Views And Reviews

Anaesthesia A to Z

BMJ 1994; 308 doi: (Published 15 January 1994) Cite this as: BMJ 1994;308:212
  1. S M Willatts,
  2. J Thiagarajan

    This book has primarily been produced to help candidates for the part III fellowship examination grapple with the extensive breadth of required knowledge by using a dictionary format. The idea is to provide ready access to information on physiology, pharmacology, anatomy, physics, statistics, history, clinical anaesthesia, equipment, intensive care, medicine, and surgery - a gargantuan task.
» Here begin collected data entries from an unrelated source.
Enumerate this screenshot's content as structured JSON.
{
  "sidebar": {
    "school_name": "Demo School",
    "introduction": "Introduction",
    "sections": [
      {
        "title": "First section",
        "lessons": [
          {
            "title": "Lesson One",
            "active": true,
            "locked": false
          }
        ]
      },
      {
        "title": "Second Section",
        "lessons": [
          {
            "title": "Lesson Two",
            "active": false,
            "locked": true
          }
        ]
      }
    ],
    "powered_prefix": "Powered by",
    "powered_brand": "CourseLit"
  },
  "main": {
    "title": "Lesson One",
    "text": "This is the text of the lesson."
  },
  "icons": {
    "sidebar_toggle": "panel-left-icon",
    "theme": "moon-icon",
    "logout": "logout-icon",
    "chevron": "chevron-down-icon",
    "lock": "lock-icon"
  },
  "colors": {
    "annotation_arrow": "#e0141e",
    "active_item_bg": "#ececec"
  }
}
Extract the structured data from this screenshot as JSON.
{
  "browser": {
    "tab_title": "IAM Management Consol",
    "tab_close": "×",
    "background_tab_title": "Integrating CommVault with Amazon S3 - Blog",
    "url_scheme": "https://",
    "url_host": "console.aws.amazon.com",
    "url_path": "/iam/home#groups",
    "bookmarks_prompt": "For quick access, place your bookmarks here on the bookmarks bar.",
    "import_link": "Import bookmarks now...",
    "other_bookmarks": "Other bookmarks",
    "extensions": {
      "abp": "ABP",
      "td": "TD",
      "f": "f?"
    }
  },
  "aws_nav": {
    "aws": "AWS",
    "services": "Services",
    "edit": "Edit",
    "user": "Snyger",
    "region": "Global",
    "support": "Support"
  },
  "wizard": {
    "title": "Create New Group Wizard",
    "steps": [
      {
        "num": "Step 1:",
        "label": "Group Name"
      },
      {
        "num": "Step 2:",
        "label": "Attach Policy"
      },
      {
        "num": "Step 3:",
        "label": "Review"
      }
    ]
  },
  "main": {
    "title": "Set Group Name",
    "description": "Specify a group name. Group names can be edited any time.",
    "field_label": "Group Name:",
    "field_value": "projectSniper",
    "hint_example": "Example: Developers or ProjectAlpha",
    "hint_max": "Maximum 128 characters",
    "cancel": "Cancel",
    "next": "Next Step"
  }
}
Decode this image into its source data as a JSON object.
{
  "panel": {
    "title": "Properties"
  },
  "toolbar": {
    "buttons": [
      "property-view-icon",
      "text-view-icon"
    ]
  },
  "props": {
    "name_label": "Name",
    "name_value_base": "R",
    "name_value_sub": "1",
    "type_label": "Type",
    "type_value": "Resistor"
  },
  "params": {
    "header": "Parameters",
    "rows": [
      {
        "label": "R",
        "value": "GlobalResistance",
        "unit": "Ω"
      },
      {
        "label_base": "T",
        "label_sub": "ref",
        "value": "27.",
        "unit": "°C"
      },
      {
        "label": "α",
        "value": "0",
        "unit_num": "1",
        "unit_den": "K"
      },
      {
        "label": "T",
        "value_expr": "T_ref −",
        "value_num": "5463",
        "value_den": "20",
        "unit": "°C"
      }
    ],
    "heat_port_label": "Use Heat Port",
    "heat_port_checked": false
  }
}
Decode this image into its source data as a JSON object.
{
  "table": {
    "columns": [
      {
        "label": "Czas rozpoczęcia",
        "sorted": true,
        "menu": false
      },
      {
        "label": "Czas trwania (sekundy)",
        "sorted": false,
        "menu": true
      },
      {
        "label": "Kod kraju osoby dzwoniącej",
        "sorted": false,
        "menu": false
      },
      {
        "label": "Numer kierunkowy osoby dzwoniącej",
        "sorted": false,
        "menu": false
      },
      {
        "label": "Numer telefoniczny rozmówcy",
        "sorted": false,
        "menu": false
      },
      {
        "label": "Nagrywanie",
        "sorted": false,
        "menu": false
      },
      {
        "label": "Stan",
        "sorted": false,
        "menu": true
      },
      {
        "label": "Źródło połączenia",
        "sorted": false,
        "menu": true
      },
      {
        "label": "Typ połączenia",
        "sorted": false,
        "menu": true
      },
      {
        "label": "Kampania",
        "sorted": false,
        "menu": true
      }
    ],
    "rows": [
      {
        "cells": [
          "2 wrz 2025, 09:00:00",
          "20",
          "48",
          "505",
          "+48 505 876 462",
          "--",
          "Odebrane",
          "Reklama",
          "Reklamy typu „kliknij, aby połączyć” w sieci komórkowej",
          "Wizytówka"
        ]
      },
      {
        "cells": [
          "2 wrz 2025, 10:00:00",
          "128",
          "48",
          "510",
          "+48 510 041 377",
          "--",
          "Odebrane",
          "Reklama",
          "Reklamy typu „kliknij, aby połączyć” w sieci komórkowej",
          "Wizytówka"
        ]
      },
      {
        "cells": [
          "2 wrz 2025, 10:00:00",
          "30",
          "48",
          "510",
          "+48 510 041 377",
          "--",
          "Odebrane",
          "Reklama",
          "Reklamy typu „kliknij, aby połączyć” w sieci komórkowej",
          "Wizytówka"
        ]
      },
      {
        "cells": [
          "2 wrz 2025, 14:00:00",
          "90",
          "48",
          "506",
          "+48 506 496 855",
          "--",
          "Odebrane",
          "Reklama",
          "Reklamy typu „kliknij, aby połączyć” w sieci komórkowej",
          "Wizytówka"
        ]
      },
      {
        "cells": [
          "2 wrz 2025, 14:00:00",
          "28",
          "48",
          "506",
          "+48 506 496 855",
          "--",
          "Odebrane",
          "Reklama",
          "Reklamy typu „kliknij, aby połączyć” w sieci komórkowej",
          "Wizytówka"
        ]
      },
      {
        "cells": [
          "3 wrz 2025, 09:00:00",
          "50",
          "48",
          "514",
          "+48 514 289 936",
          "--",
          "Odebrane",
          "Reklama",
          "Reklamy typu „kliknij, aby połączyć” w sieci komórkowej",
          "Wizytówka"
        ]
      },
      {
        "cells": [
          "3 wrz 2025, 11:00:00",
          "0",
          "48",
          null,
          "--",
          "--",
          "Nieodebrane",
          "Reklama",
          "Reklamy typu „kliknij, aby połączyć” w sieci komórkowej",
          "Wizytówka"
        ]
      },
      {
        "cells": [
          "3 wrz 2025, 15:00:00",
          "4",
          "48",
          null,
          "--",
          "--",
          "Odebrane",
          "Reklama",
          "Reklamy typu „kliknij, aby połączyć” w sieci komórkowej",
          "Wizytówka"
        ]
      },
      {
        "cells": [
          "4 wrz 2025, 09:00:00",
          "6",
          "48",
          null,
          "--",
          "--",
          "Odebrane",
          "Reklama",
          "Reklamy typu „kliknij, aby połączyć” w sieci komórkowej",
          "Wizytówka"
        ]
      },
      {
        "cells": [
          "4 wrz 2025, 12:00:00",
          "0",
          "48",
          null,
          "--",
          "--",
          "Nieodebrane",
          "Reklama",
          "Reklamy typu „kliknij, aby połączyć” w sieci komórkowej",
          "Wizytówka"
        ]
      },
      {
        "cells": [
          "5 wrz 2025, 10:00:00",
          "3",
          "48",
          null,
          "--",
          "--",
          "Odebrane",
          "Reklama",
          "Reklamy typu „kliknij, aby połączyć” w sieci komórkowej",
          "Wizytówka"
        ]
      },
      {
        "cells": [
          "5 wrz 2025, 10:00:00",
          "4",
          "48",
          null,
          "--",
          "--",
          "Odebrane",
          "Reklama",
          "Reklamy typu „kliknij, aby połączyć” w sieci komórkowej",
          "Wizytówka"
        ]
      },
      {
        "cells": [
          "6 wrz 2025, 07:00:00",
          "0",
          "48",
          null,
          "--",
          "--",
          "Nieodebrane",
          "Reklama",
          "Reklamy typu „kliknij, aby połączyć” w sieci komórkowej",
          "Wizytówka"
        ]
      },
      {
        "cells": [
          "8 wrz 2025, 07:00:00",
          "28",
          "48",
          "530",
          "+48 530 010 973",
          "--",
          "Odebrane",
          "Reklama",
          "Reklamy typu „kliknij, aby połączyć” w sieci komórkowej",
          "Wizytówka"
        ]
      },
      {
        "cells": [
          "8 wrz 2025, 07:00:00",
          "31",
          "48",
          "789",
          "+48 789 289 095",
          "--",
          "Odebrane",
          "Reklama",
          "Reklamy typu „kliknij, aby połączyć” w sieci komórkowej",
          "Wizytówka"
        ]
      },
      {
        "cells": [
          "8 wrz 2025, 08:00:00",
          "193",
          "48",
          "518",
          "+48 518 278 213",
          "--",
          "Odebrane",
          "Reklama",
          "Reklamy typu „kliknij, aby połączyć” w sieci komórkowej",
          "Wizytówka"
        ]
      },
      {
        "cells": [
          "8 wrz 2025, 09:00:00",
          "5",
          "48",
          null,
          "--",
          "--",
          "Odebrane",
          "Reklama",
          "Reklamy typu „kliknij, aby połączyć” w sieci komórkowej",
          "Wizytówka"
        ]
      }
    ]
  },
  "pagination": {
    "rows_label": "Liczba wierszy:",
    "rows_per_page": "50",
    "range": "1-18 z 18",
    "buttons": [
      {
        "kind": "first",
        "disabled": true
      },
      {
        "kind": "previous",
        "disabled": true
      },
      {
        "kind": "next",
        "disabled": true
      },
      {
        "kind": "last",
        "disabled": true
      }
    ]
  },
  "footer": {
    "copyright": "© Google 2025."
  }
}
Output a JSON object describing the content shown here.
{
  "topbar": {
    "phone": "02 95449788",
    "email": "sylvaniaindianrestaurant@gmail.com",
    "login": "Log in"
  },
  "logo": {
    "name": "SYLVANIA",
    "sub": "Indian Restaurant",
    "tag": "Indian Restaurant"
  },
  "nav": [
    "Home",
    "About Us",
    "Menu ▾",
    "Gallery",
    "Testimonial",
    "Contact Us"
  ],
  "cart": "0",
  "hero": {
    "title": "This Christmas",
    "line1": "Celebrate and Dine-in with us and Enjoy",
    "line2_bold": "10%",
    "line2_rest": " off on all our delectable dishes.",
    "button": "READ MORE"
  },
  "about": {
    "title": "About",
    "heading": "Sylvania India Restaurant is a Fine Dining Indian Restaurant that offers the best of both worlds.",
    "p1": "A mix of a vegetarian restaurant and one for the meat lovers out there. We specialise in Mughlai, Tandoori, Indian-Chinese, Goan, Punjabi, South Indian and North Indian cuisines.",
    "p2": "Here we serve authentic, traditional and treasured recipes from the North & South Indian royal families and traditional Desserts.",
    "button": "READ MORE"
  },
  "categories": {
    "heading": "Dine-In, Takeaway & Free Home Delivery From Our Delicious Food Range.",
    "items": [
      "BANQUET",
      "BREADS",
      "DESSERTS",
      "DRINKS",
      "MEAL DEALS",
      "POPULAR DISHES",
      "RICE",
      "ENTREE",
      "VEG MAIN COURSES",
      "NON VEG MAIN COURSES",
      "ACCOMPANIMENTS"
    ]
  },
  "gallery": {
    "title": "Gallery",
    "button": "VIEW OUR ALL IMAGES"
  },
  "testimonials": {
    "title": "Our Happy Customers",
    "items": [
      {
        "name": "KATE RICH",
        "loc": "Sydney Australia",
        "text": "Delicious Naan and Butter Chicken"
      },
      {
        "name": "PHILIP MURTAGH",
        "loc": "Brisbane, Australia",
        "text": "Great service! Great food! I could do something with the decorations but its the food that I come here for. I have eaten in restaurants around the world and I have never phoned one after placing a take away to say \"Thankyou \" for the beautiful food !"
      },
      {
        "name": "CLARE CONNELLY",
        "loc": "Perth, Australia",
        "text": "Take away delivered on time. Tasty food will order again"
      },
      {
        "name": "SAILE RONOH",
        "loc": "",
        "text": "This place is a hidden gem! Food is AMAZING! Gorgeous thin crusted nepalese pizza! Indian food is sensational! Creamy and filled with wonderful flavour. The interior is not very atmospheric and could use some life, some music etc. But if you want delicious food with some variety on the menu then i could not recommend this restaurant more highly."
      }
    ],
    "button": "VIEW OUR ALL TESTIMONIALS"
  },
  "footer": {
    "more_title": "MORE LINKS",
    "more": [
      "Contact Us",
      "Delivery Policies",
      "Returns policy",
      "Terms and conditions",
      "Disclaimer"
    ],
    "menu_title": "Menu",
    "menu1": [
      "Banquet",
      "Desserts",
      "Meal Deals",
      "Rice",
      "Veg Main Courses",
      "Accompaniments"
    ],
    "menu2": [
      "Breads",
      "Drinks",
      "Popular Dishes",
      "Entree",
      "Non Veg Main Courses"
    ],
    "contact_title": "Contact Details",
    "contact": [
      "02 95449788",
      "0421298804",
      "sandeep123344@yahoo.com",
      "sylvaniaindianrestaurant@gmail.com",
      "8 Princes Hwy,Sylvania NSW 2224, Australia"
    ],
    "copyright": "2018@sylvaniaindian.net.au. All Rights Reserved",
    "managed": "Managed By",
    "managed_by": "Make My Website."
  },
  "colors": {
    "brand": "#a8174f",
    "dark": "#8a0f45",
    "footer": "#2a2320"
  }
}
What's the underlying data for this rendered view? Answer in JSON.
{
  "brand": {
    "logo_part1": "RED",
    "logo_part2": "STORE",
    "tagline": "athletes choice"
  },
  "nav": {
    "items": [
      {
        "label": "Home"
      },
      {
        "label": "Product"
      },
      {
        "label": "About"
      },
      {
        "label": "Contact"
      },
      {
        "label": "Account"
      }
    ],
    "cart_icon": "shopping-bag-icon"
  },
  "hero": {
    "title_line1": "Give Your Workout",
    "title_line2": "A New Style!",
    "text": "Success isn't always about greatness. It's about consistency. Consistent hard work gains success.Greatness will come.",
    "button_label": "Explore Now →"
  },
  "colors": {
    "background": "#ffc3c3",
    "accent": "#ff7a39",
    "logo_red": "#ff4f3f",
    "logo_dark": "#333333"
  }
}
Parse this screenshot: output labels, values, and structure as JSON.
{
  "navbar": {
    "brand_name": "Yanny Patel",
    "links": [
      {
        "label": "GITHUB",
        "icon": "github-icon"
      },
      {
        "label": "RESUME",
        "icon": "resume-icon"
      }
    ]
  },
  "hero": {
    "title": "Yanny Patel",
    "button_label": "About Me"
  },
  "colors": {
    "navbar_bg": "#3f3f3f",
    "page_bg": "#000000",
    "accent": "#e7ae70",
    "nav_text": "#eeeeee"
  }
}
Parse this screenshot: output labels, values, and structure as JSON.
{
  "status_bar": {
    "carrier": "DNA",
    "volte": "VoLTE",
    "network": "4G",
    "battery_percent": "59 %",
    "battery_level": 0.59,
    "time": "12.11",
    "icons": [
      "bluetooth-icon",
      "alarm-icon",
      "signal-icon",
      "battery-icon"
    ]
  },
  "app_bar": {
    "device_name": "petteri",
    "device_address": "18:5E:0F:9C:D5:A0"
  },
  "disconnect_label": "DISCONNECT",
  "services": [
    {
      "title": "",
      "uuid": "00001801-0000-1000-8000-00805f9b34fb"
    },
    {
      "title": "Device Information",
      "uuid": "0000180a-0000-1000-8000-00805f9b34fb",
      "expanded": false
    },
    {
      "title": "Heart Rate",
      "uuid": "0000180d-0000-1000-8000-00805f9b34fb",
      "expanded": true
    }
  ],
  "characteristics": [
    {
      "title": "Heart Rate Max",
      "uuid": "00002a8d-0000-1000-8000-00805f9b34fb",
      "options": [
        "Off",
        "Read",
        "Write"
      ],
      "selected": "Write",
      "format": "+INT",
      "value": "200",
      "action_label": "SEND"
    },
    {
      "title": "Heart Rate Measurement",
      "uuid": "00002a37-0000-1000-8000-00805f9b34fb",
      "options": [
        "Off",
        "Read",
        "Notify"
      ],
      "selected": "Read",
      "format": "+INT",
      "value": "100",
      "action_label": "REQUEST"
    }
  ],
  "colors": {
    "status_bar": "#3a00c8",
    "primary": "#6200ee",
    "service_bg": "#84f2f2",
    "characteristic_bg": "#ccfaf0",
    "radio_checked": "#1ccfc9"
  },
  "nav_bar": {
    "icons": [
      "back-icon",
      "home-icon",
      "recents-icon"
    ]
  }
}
Topics are arranged alphabetically and range from the general to the specific (from adrenal gland to adiabatic change and from renal failure to reptilase time).

    The information is up to date, practical and clinically relevant. Some of it will no have changed over two decades whereas in intensive care medicine, for example, this month's answer was last month's question.

    It is doubtful that an examination candidate will obtain maximum benefit from the book without already having considerable back ground knowledge of the topics selected. For such readers what it mainly offers is a new way of organising information that is already available. The dictionary approach and excellent cross referencing allow quick checks of information and direct the reader to the most recent and comprehensive references on the topic. This is the book's main strength. Many candidates preparing for an examination, however, would prefer a more logical approach to learning, which is not obtained when molecular weight is followed by monitoring, monoamine oxidase, and Monro-Kellie Doctrine. Anaesthetists in general and examination candidates in particular may, however, find Anaesthesia A-Z valuable as a spot check for their current knowledge.